Он небось решил, что я дуюсь просто из-за того, что он меня оставляет одну. Неужели он даже сейчас не понимает, что это я держу его поводья?

Он невероятный дурень, но его уверенная улыбка – просто прелесть. Может, он все-таки не самый большой дурень.

– Но ты же не заставишь меня здесь ждать совсем с пустыми руками, – сказала я. Рука его такая худая на вид, но очень крепкая, когда я за нее берусь.

Он на меня так кисло посмотрел, но в конце концов все-таки дал мне блестящую серебряную монетку. Похоже, он действительно уверен, что получит прибыль.

– Только не истрать все.

Я не стала ему говорить, что, если бы он взял меня с собой, это не стоило бы ему и медяка.

 

***

 

По правде говоря, мой спутник и вправду не мог себе позволить таскать меня с собой. Ему было просто некогда: здесь, внутри городских стен, начало и конец дня строго обозначены колоколами.

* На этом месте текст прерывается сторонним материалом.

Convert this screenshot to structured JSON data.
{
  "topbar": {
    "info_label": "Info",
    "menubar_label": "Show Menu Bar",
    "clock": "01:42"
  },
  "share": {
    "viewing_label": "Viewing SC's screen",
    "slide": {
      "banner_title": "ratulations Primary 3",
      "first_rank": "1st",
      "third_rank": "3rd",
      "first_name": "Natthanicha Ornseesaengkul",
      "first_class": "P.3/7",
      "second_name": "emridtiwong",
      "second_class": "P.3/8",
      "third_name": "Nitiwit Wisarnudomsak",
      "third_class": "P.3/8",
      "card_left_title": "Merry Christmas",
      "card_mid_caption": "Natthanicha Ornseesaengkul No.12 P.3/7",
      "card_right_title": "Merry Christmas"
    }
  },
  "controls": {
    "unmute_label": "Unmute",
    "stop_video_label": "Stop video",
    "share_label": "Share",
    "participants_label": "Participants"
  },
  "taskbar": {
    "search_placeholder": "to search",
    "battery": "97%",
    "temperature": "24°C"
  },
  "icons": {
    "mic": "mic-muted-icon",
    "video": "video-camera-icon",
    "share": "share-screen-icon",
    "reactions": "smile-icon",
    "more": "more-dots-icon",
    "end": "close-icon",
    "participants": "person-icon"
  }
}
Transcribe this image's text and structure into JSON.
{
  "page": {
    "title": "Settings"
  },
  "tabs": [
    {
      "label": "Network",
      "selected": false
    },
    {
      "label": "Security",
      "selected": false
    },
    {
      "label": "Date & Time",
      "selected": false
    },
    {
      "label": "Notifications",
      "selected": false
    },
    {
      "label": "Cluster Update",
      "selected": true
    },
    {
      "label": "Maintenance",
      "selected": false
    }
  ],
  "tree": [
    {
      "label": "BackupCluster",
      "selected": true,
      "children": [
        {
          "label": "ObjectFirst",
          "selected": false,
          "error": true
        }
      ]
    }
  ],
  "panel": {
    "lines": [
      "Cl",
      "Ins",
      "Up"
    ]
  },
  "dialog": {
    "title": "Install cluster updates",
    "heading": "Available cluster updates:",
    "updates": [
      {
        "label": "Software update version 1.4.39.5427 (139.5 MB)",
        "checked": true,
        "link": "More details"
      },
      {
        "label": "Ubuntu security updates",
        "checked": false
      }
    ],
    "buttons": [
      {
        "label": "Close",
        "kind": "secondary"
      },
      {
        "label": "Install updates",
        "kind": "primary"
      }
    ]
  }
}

Звон этого колокола открывает рынок, звон того колокола дозволяет ремесленникам сделать перерыв в работе. Занятное зрелище – как будто весь город танцует под один ритм. Я сидела на втором этаже постоялого двора, держа в руке вино, и отсюда этот ритм был виден довольно хорошо.

Если смотреть под этим углом, мой спутник – путешествующий по разным странам, зарабатывающий на жизнь лишь своей повозкой и своим умом, подчиняющийся только движению солнца и луны – вне всяких сомнений, один из самых свободных среди людей.

Свобода и сила проистекают из одного родника. Несмотря на всю свою дурость и мягкосердечность, его вера в собственное умение придает ему какую-то загадочную, притягательную силу.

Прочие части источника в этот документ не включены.